The irony of trying to be perfect
I have some kind of obsession with being perfect with everything. I have a superhuman concentration from time to time but that didn't last long as I often find out, in order to get a tangible result, I need to really keep rushing to the end goal. However, when I look upon the peak of the goal, I usually feel I am too far away from it, not being able to imagine me arriving at the peak. When I get this kind of "goal is too far away" feeling, I mostly stopped, because I was afraid of failure, not reaching the peak, being ashamed. So, I make many "reasonable" excuses to give up trying.
The excuses are like:
"it's waste of time."
"It's not worth it."
"Maybe there is a more productive goal."
I am too obsessed with achieving a goal, this ironically prevents me from really achieving it, because I don't want a failure. I rather, in the subconscious mind, decide, not to fail than possible failure, although this may not make me succeed but, won't make me a loser in a superficial sense.
Overwhelming
This is the word I remind while learning about coding. This is the first feeling I encounter when processing it to give up learning and making excuses. It is a simple reason.
Because it is hard
What is failure? I think about this for a moment. We have read many self-help books talking about failure as the mother of success. We all know it is true as we saw many people trying their best even when they are in hardship, they never gave up and succeed proudly proving the point.

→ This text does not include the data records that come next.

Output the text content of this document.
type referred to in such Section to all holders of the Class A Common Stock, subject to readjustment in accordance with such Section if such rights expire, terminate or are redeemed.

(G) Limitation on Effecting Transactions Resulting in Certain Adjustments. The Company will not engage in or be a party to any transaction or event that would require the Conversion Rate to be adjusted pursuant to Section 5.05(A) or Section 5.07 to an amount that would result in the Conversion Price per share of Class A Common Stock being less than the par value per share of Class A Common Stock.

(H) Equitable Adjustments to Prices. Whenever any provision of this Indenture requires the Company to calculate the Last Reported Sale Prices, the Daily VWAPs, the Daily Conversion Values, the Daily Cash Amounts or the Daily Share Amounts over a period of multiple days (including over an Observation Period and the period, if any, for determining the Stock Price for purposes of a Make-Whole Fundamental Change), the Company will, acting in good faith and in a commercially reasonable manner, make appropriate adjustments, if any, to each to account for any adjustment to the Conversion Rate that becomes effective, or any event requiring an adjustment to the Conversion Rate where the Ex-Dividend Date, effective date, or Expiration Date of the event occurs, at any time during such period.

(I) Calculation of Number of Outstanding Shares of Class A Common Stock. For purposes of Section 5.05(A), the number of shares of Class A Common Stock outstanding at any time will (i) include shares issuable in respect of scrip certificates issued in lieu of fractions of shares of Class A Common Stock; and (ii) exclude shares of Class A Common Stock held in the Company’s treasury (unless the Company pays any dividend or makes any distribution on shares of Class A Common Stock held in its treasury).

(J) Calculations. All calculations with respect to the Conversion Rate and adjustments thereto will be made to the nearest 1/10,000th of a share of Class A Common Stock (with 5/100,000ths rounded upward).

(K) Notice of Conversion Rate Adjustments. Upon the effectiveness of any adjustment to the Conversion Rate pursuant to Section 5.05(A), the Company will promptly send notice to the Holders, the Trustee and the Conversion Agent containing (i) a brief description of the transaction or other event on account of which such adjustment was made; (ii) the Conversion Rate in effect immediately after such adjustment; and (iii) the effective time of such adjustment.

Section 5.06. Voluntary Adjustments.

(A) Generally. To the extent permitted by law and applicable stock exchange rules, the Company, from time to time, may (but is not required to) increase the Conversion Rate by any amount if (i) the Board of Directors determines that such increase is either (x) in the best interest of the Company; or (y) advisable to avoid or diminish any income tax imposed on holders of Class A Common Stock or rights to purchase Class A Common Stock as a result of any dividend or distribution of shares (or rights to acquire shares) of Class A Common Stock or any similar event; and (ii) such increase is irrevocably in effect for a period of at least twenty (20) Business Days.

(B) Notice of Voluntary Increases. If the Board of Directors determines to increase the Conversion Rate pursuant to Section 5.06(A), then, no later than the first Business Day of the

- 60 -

We know failures and much hard work eventually pay off and make results, but how many of us really believe and stick to the simple succeeding principle as we all already know?
We watch countless Youtube videos about inspirations and success, but how much do we really do the work to get there?
To be honest, I was being a loser all the time, running away from what I had to do, and always comforting me that there would be a better way to the future, telling me that I didn't fail.
When Clouds hide the peak
I have experience climbing Mt. HUJI when I was 13 years old. The height was over 3,000m high(That doesn't seem that high though). On the first day, it was easy and comfortable, I climbed it like a feather, there was nothing hard. I ate Japanese Curry in the middle of Mt., and slept inside it. When I got up in the morning, I felt like the world was spinning and threw up all the curry I ate the day before. It was cold and dark, there were too many people surrounding me, there was no way to go back. I was only half or below halfway through the peak, I looked up at the peak, but couldn't see the peak because of the dense clouds.
Nothing was so painful than the fact that how long I have to endure this pain and suffering. When we get this feeling we tend to stop and resign.
I finally did climb up though.
I have been doing it my whole life, and want to stop this. When there is pain, focus not on the peak but walking itself, enjoying the view.
This would make legs lighter; you wouldn't feel that this hardship isn't that hard at all. What you need to do is only to make sure that you are walking the right path, and if you are already convinced about it, just walk. Keep walking till you find out you already have reached the goal, and you may find out that the important thing was walking the path itself after all, not the peak.